L’escalade des tensions frontalières pousse des dizaines de milliers de travailleurs migrants cambodgiens à quitter la Thaïlande. En dix jours, ce retour massif a généré une inquiétude grandissante, les autorités des deux pays craignant un impact économique négatif : une pénurie de main-d’œuvre en Thaïlande et une hausse du chômage au Cambodge.
Les chiffres divergent selon les sources. Le ministère thaïlandais du Travail a estimé qu’environ 20 000 travailleurs sont rentrés au Cambodge, invoquant des raisons de sécurité. À l’inverse, les autorités cambodgiennes avancent un nombre bien plus élevé, recensant jusqu’à 400 000 retours après un appel du président du Sénat, Hun Sen.
Ce mouvement de population pourrait aggraver les tensions sur le marché du travail thaïlandais. Avant la crise, le pays comptait près de 3,8 millions de travailleurs migrants réguliers, dont 500 000 venaient du Cambodge.
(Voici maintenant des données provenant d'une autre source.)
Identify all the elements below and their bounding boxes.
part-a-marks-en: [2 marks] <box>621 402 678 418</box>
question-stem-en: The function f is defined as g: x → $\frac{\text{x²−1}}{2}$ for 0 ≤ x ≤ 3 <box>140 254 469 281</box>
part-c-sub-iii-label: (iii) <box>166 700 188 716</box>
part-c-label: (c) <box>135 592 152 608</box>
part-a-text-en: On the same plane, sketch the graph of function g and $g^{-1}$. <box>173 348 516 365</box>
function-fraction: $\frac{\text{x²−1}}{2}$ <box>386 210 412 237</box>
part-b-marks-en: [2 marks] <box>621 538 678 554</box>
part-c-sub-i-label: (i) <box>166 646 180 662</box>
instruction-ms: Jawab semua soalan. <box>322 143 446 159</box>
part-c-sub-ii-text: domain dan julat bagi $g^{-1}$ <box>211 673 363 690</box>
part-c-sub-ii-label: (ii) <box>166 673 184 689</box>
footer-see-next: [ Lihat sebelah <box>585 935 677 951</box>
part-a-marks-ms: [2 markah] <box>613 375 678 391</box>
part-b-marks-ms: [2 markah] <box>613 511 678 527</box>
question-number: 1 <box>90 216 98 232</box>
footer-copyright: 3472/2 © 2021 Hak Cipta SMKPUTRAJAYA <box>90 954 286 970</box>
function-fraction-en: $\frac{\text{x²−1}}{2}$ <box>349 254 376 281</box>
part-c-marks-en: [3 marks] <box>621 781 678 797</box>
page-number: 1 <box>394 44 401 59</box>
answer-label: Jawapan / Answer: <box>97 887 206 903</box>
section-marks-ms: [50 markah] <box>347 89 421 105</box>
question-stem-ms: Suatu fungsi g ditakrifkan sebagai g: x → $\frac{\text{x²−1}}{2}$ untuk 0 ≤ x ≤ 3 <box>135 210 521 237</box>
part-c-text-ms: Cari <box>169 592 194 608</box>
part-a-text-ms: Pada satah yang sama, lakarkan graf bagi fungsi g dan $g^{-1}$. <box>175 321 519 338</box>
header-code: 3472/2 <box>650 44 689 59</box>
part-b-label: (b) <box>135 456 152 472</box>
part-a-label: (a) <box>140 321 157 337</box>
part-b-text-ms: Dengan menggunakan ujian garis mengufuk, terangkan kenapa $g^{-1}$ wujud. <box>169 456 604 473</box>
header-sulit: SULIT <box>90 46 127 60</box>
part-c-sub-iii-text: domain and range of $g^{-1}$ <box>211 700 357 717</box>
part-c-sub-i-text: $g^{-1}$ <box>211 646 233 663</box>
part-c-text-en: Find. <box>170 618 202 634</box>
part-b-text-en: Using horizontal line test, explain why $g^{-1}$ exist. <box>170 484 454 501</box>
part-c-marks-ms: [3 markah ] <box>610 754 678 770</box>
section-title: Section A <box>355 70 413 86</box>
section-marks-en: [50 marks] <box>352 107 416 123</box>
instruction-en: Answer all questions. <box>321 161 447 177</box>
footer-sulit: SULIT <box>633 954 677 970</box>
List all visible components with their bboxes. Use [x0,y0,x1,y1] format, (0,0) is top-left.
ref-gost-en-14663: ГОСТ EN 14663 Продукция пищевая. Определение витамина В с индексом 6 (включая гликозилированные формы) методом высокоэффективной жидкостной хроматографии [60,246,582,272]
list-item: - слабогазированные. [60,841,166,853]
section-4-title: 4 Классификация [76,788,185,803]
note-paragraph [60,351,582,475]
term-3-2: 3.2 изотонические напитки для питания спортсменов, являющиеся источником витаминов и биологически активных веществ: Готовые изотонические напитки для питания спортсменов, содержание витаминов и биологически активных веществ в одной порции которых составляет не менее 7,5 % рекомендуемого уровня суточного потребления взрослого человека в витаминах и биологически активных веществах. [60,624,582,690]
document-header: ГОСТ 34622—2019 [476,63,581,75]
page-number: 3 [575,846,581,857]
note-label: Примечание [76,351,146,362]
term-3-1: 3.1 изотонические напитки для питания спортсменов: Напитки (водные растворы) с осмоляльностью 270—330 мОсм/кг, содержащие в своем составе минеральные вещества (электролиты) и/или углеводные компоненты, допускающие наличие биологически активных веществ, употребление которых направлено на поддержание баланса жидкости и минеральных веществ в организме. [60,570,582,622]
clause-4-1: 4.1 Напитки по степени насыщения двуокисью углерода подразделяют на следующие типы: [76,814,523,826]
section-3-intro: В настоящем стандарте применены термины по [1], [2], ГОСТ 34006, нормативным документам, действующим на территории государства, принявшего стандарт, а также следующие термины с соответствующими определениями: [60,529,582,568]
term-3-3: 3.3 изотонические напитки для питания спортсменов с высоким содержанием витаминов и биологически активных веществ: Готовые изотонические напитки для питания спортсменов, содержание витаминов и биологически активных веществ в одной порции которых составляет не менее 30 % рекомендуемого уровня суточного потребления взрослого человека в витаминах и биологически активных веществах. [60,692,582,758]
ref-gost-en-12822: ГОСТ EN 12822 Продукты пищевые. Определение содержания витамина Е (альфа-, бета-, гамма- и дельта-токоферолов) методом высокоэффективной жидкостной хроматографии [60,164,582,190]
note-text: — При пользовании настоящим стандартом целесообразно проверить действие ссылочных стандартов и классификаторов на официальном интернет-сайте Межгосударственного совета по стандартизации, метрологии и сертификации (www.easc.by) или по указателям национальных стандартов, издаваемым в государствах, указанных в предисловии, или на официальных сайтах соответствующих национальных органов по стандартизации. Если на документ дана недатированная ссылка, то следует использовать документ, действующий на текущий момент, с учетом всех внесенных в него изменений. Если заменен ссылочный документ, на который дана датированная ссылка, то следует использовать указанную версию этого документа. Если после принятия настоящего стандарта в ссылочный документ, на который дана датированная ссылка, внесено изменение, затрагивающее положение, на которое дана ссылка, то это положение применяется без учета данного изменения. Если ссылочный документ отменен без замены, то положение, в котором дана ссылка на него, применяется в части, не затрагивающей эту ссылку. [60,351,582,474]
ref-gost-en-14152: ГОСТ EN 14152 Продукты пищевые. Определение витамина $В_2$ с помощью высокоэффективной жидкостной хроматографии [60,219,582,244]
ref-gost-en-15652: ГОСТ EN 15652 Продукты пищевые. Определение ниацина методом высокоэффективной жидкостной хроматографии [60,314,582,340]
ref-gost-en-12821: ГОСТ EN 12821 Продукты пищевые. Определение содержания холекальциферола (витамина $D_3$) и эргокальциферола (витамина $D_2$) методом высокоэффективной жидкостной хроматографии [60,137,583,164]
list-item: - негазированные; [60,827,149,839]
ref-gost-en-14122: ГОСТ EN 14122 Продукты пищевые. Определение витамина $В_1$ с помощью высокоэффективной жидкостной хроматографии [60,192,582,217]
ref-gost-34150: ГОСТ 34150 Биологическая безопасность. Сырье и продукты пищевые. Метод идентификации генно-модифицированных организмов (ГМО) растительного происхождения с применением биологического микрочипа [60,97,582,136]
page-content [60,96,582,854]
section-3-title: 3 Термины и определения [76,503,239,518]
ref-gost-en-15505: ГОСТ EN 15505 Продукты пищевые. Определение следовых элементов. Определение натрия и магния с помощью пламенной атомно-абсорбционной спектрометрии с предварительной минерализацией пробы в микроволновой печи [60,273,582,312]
Le nombre de travailleurs non déclarés est quant à lui bien plus important.
Des impacts contrastés selon les secteurs
Le secteur de l’exportation de riz, qui emploie massivement des Cambodgiens, semble jusqu’ici peu affecté. Chookiat Ophaswongse, président honoraire de l’Association thaïlandaise des exportateurs de riz, a précisé que la plupart des travailleurs restent basés dans les ports de Bangkok et n’ont pas l’intention de quitter leur emploi.
En revanche, les PME thaïlandaises tirent la sonnette d’alarme. Elles appellent le gouvernement à revoir sa politique de main-d’œuvre, jugée trop dépendante des travailleurs étrangers. En réponse, le ministre du Travail, Pongkawin Jungrungruangkit, a annoncé des négociations en cours avec le Sri Lanka pour faciliter l’arrivée de nouveaux travailleurs sri-lankais via un protocole d’accord.
Perspectives économiques sombres pour les deux nations
Au Cambodge, les analystes estiment que l’économie locale n’absorbera pas l’ensemble des retours. De plus, les transferts d’argent en provenance de Thaïlande devraient fortement diminuer. Après une croissance de 6 % en 2024, le Bureau de recherche économique de l’ASEAN+3 prévoit un ralentissement du PIB cambodgien à 4,9 % cette année, en raison de sa forte dépendance aux exportations vers les États-Unis.
Les perspectives économiques thaïlandaises semblent elles aussi moroses. En juin, la Banque mondiale a abaissé ses prévisions de croissance pour 2025, de 2,9 % à 1,8 %, en raison des exportations et d’une reprise touristique plus lente que prévu.
Enfin, les ONG au Cambodge alertent sur les risques de surendettement des ménages. Le retour de nombreux travailleurs dans un contexte économique déjà fragile accentue leur vulnérabilité. Selon la société d’analyse CEIC, la dette des ménages cambodgiens a atteint un pic à 12,3 milliards de dollars en août dernier, avant de redescendre légèrement.